Con Alice Natoli, psicologa e psicoterapeuta, in occasione della rubrica “L’Umana violenza”, si è analizzato sotto un profilo psicologico\forense, il caso concernente il suicidio in carcere di Davide Paitoni, il padre che ha ucciso il figlio di soli 7 anni nel giorno di Capodanno nella sua casa di Varese.
Un crimine efferato in cui un padre ha sgozzato il figlio, nascondendone il cadavere nell’armadio insieme ad un biglietto con il quale confessava tutto, in particolar modo il “disprezzo” per la ex moglie.
Non per nulla, pare che dietro il gesto estremo, non ci sia il rigetto della richiesta di perizia psichiatrica, ma la volontà di lasciare irrisolti gli interrogativi alla madre di suo figlio.
A tal proposito, continuiamo ad analizzare questo crimine efferato, sotto un’altra prospettiva: quella giuridica.
Analisi che sarà fatta, sempre in occasione della rubrica “L’Umana Violenza”, con Angelo Ruberto, avvocato penalista con studio a Bologna e Presidente di Rete Nazionale Forense.
Avvocato, le pongo la stessa domanda fatta alla dottoressa Natoli:
condivide o meno il fatto che sia stata rigettata la perizia psichiatrica?
A tal proposito, a suo avviso, chi si macchia di simili atrocità è un soggetto recuperabile e in che modo?
“Non conoscendo le carte processuali, non posso dire se condivida o meno la scelta del giudice di rigettare la richiesta di perizia psichiatrica.
Con il senno del poi sembrerebbe che sarebbe stata necessaria!
La nostra Costituzione prevede che la pena deve tendere alla rieducazione del condannato ed al reinserimento nella società, pertanto in linea di principio anche chi commette delitti atroci deve poter aspirare ad un suo recupero”.
A proposito di aspetti giuridici, cosa pensa degli arresti domiciliari nonché di un rito abbreviato previsto per chi tenta di commettere un omicidio? Ma soprattutto, qual è la sua posizione nel far sì che un figlio abbia rapporti con chi è considerato pericoloso? E stando così le cose, la domanda sorge sponte: è una tragedia che si sarebbe potuta ma soprattutto dovuta evitare e in che modo? Precisamente con quali riforme o mere applicazioni di norme?
“Il rito abbreviato, cosi come l’applicazione della pena su richiesta delle parti (patteggiamento) sono riti speciali premiali che a fronte della rinuncia dell’imputato di far accertare la propria colpevolezza attraverso il dibattimento – in contraddittorio tra le parti – PM e difesa – davanti ad un giudice terzo, lo Stato riconosce allo stesso uno sconto di pena.

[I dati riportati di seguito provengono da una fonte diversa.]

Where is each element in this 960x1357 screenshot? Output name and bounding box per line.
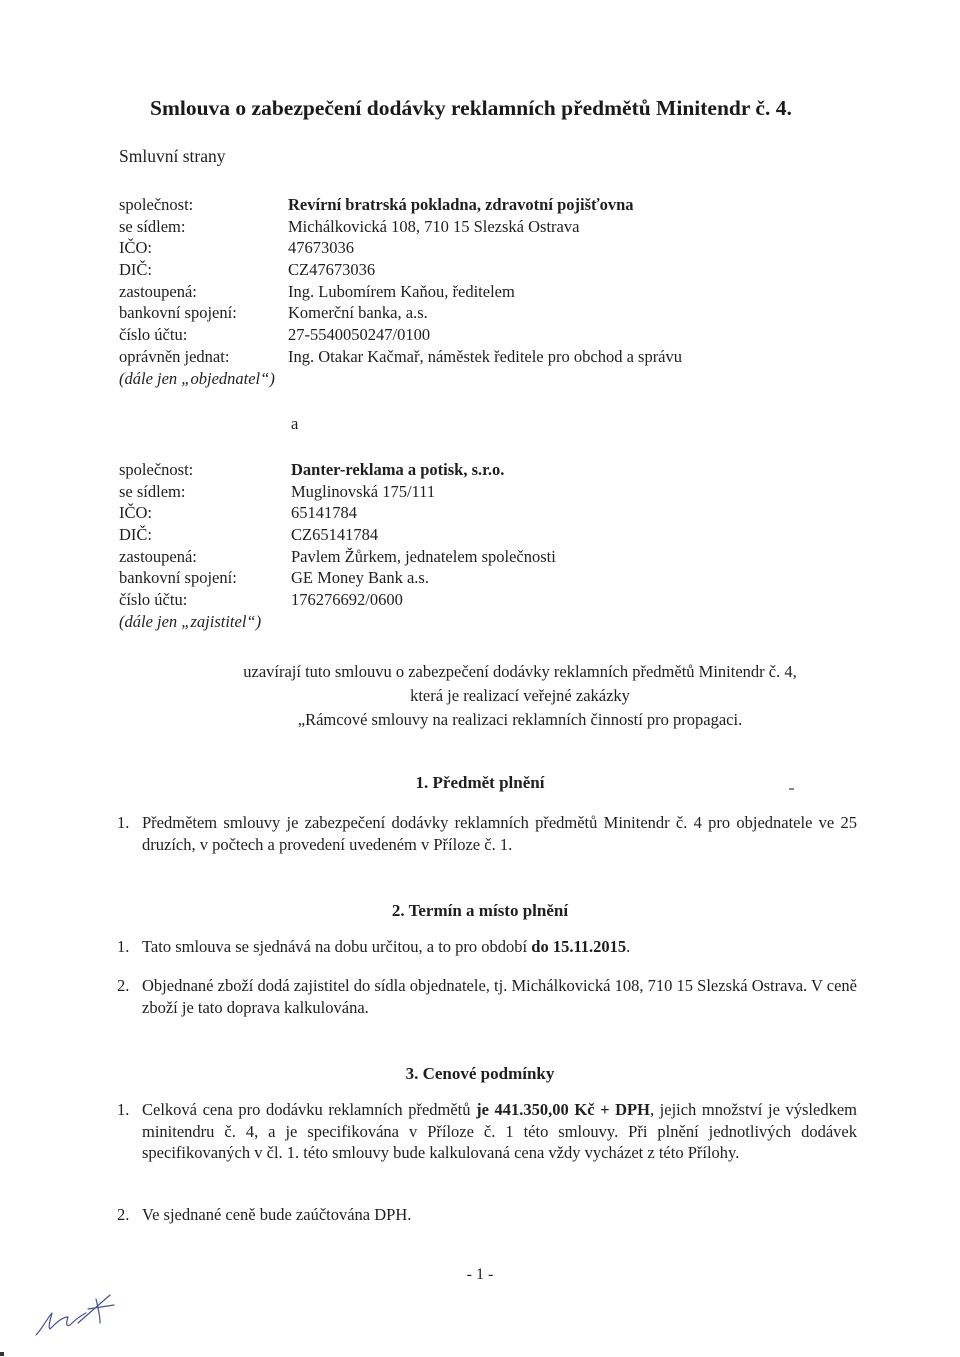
seat-label: se sídlem: — [119, 216, 186, 236]
page-number: - 1 - — [466, 1266, 494, 1283]
clause-number: 2. — [117, 976, 130, 995]
dic-value: CZ65141784 — [291, 525, 379, 545]
account-label: číslo účtu: — [119, 325, 188, 345]
bank-value: GE Money Bank a.s. — [291, 568, 429, 588]
party-a-ico-row — [119, 237, 839, 259]
party-b-company-row — [119, 459, 839, 481]
party-a-block — [119, 194, 839, 389]
clause-text-start: Celková cena pro dodávku reklamních předmětů — [142, 1100, 477, 1119]
clause-text — [142, 1099, 857, 1164]
authorized-value: Ing. Otakar Kačmař, náměstek ředitele pro obchod a správu — [288, 346, 683, 366]
account-value: 176276692/0600 — [291, 590, 403, 610]
party-a-representative-row — [119, 281, 839, 303]
clause-text: Předmětem smlouvy je zabezpečení dodávky reklamních předmětů Minitendr č. 4 pro objednatele ve 25 druzích, v počtech a provedení uvedeném v Příloze č. 1. — [142, 813, 857, 854]
ico-label: IČO: — [119, 238, 152, 258]
section-1-heading: 1. Předmět plnění — [415, 773, 545, 792]
representative-label: zastoupená: — [119, 546, 197, 566]
ico-value: 65141784 — [291, 503, 357, 523]
clause-text-end: . — [626, 937, 631, 956]
bank-label: bankovní spojení: — [119, 303, 237, 323]
clause-text — [142, 936, 857, 958]
clause-deadline: do 15.11.2015 — [531, 937, 627, 956]
scan-edge-mark — [0, 1352, 4, 1356]
ico-value: 47673036 — [288, 238, 354, 258]
clause-text-end: , jejich množství je výsledkem minitendru č. 4, a je specifikována v Příloze č. 1 této smlouvy. Při plnění jednotlivých dodávek specifikovaných v čl. 1. této smlouvy bude kalkulovaná cena vždy vycházet z této Přílohy. — [142, 1100, 857, 1162]
dic-label: DIČ: — [119, 525, 152, 545]
bank-value: Komerční banka, a.s. — [288, 303, 428, 323]
section-1-clause-1 — [117, 812, 857, 855]
clause-number: 2. — [117, 1205, 130, 1224]
company-label: společnost: — [119, 460, 194, 479]
handwritten-initials-signature — [26, 1283, 122, 1347]
representative-value: Ing. Lubomírem Kaňou, ředitelem — [288, 281, 515, 301]
section-3-heading: 3. Cenové podmínky — [405, 1064, 555, 1083]
seat-value: Muglinovská 175/111 — [291, 481, 436, 501]
section-3-clause-1 — [117, 1099, 857, 1164]
conclusion-block — [190, 660, 850, 732]
company-value: Danter-reklama a potisk, s.r.o. — [291, 460, 505, 479]
conjunction: a — [291, 414, 299, 433]
party-b-representative-row — [119, 546, 839, 568]
conclusion-line-1: uzavírají tuto smlouvu o zabezpečení dodávky reklamních předmětů Minitendr č. 4, — [243, 662, 797, 681]
section-2-heading: 2. Termín a místo plnění — [391, 901, 569, 920]
clause-number: 1. — [117, 813, 130, 832]
account-value: 27-5540050247/0100 — [288, 325, 431, 345]
section-2-clause-1 — [117, 936, 857, 958]
scan-speck — [789, 788, 794, 790]
dic-label: DIČ: — [119, 260, 152, 280]
clause-text: Ve sjednané ceně bude zaúčtována DPH. — [142, 1205, 412, 1224]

A mio avviso, i riti premiali sono una palese sconfitta dello Stato, il quale non riuscendo a chiudere i processi entro i tempi ragionevoli previsti dalla carta costituzionale “La legge ne [del processo] assicura la ragionevole durata», dice il primo testo. «Ogni persona ha diritto ad un’equa e pubblica udienza entro un termine ragionevole”… concede uno sconto di pena all’imputato che rinuncia al dibattimento.
Se il processo penale fosse rapido e poco costoso, probabilmente non avremmo questi riti.
Dopodiché la scelta su quale tipo di reati ammettere la definizione del processo con i cd. riti alternativi premiali, è una scelta politica.
Su quali siano le riforme necessarie, il discorso è lungo.
Ma prima delle riforme sarebbe necessario concedere l’amnistia e l’indulto.
Perché se non li liberano gli armadi dei giudici di processi per reati cd. bagatellari, qualsiasi riforma si impantana nei meandri dell’eccessiva durata dei dei processi, eccessiva durata che a volte può comportare che reati magari gravi vengano puniti ad una distanza di tempo talmente lunga che la persona condannata non è più quella che ha commesso il reato”.
Una giustizia che, a quanto pare, presenta ancora tante, troppe falle.
Chissà… forse è per questo motivo che i reati non si arrestano e i cittadini hanno sempre meno fiducia nella res publica.
Tanto da riflettere ma soprattutto da fare.